Install antivirus or endpoint security software on all your desktops and servers, and make sure to keep them up to date. New malware can spread extremely quickly, so have an infrastructure in place that can update all the computers in your organization seamlessly, frequently and on short notice.

To protect against email-borne viruses, spam and spyware, run email filtering software at your gateway.

And don’t forget to protect laptop computers, desktop computers and mobile devices used by employees who telecommute.

Download a free trial of Sophos Enduser Protection.

Block file types that often carry malware

Block executable file types from being received by email or downloaded from the Internet. It is unlikely that your organization will ever need to receive these types of files from the outside world.

Subscribe to an email alert service

Consider adding a live malware information feed to your website or intranet so your users know about the very latest computer threats.

Use a firewall on all computers

Use a firewall to protect computers that are connected to a network. Many worms can enter even a closed network via USB drives, CDs and mobile devices. Laptops and telecommuters will also need firewall protection.

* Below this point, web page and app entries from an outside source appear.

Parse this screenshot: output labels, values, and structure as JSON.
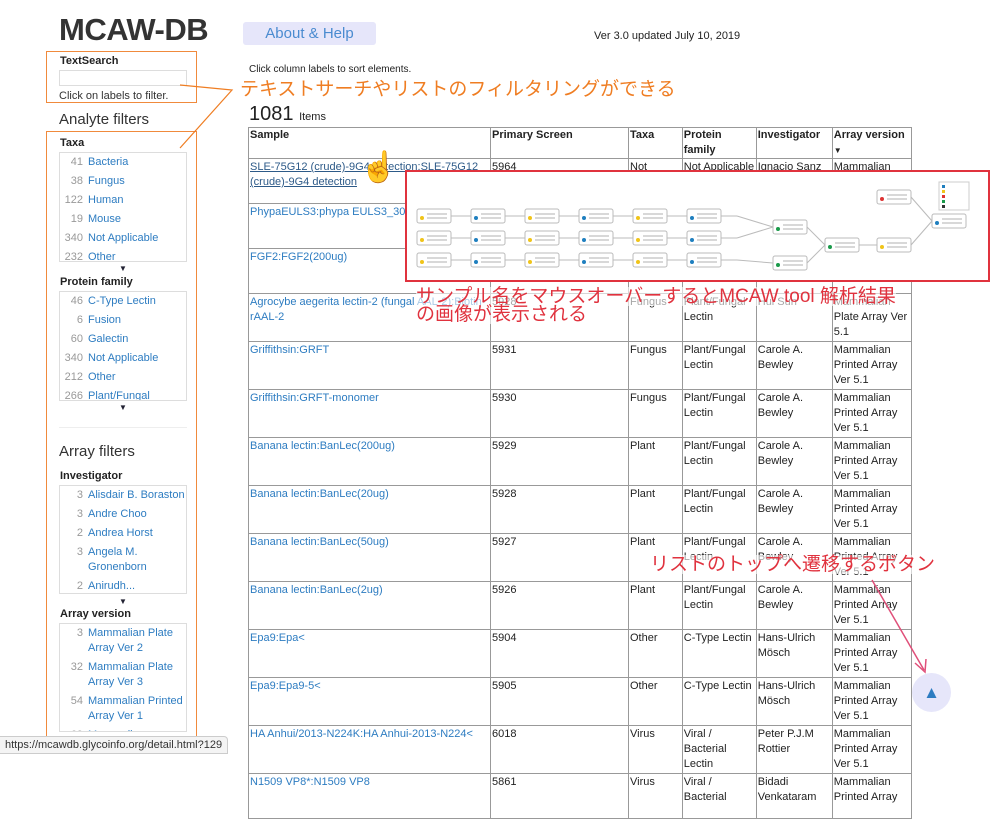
{
  "app": {
    "logo": "MCAW-DB",
    "about_label": "About & Help",
    "version": "Ver 3.0 updated July 10, 2019",
    "sort_hint": "Click column labels to sort elements.",
    "item_count": "1081",
    "items_label": "Items"
  },
  "search": {
    "label": "TextSearch",
    "value": "",
    "hint": "Click on labels to filter."
  },
  "analyte": {
    "title": "Analyte filters",
    "taxa": {
      "label": "Taxa",
      "items": [
        {
          "count": "41",
          "label": "Bacteria"
        },
        {
          "count": "38",
          "label": "Fungus"
        },
        {
          "count": "122",
          "label": "Human"
        },
        {
          "count": "19",
          "label": "Mouse"
        },
        {
          "count": "340",
          "label": "Not Applicable"
        },
        {
          "count": "232",
          "label": "Other"
        }
      ]
    },
    "protein": {
      "label": "Protein family",
      "items": [
        {
          "count": "46",
          "label": "C-Type Lectin"
        },
        {
          "count": "6",
          "label": "Fusion"
        },
        {
          "count": "60",
          "label": "Galectin"
        },
        {
          "count": "340",
          "label": "Not Applicable"
        },
        {
          "count": "212",
          "label": "Other"
        },
        {
          "count": "266",
          "label": "Plant/Fungal"
        }
      ]
    }
  },
  "array": {
    "title": "Array filters",
    "investigator": {
      "label": "Investigator",
      "items": [
        {
          "count": "3",
          "label": "Alisdair B. Boraston"
        },
        {
          "count": "3",
          "label": "Andre Choo"
        },
        {
          "count": "2",
          "label": "Andrea Horst"
        },
        {
          "count": "3",
          "label": "Angela M. Gronenborn"
        },
        {
          "count": "2",
          "label": "Anirudh..."
        }
      ]
    },
    "version": {
      "label": "Array version",
      "items": [
        {
          "count": "3",
          "label": "Mammalian Plate Array Ver 2"
        },
        {
          "count": "32",
          "label": "Mammalian Plate Array Ver 3"
        },
        {
          "count": "54",
          "label": "Mammalian Printed Array Ver 1"
        },
        {
          "count": "69",
          "label": "Mammalian"
        }
      ]
    }
  },
  "table": {
    "headers": [
      "Sample",
      "Primary Screen",
      "Taxa",
      "Protein family",
      "Investigator",
      "Array version"
    ],
    "sort_icon": "caret-down",
    "rows": [
      [
        "SLE-75G12 (crude)-9G4 detection:SLE-75G12 (crude)-9G4 detection",
        "5964",
        "Not Applicable",
        "Not Applicable",
        "Ignacio Sanz",
        "Mammalian Printed Array"
      ],
      [
        "PhypaEULS3:phypa EULS3_300",
        "",
        "",
        "",
        "",
        ""
      ],
      [
        "FGF2:FGF2(200ug)",
        "",
        "",
        "",
        "",
        ""
      ],
      [
        "Agrocybe aegerita lectin-2 (fungal AAL-2):Biotin-rAAL-2",
        "5928",
        "Fungus",
        "Plant/Fungal Lectin",
        "Hui Sun",
        "Mammalian Plate Array Ver 5.1"
      ],
      [
        "Griffithsin:GRFT",
        "5931",
        "Fungus",
        "Plant/Fungal Lectin",
        "Carole A. Bewley",
        "Mammalian Printed Array Ver 5.1"
      ],
      [
        "Griffithsin:GRFT-monomer",
        "5930",
        "Fungus",
        "Plant/Fungal Lectin",
        "Carole A. Bewley",
        "Mammalian Printed Array Ver 5.1"
      ],
      [
        "Banana lectin:BanLec(200ug)",
        "5929",
        "Plant",
        "Plant/Fungal Lectin",
        "Carole A. Bewley",
        "Mammalian Printed Array Ver 5.1"
      ],
      [
        "Banana lectin:BanLec(20ug)",
        "5928",
        "Plant",
        "Plant/Fungal Lectin",
        "Carole A. Bewley",
        "Mammalian Printed Array Ver 5.1"
      ],
      [
        "Banana lectin:BanLec(50ug)",
        "5927",
        "Plant",
        "Plant/Fungal Lectin",
        "Carole A. Bewley",
        "Mammalian Printed Array Ver 5.1"
      ],
      [
        "Banana lectin:BanLec(2ug)",
        "5926",
        "Plant",
        "Plant/Fungal Lectin",
        "Carole A. Bewley",
        "Mammalian Printed Array Ver 5.1"
      ],
      [
        "Epa9:Epa<",
        "5904",
        "Other",
        "C-Type Lectin",
        "Hans-Ulrich Mösch",
        "Mammalian Printed Array Ver 5.1"
      ],
      [
        "Epa9:Epa9-5<",
        "5905",
        "Other",
        "C-Type Lectin",
        "Hans-Ulrich Mösch",
        "Mammalian Printed Array Ver 5.1"
      ],
      [
        "HA Anhui/2013-N224K:HA Anhui-2013-N224<",
        "6018",
        "Virus",
        "Viral / Bacterial Lectin",
        "Peter P.J.M Rottier",
        "Mammalian Printed Array Ver 5.1"
      ],
      [
        "N1509 VP8*:N1509 VP8",
        "5861",
        "Virus",
        "Viral / Bacterial",
        "Bidadi Venkataram",
        "Mammalian Printed Array"
      ]
    ]
  },
  "annotations": {
    "filter": "テキストサーチやリストのフィルタリングができる",
    "hover_line1": "サンプル名をマウスオーバーするとMCAW tool 解析結果",
    "hover_line2": "の画像が表示される",
    "backtop": "リストのトップへ遷移するボタン"
  },
  "colors": {
    "annotation_orange": "#ef7d22",
    "annotation_red": "#e0323e",
    "link": "#2d7cc1",
    "button_bg": "#e6e6fa"
  },
  "status_url": "https://mcawdb.glycoinfo.org/detail.html?129",
  "back_to_top_icon": "triangle-up"
}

Stay up to date with software patches

We encourage using automatic (patch) updating, especially in the case of Windows computers. Patches often close loopholes that can make you vulnerable to malware threats.

Back up your data regularly

Make regular backups of important work and data, and check that the backups were successful. You should also find a safe place to store your backups, preferably off-site in case of fire. If your computer is infected with malware, you will be able to restore any lost programs and data. Any sensitive backup information should be encrypted and physically secured.

Implement device control

Prevent unauthorized devices from connecting to your computers. Unauthorized devices such as USB drives, music players and mobile phones can carry malware that will infect a computer when plugged in.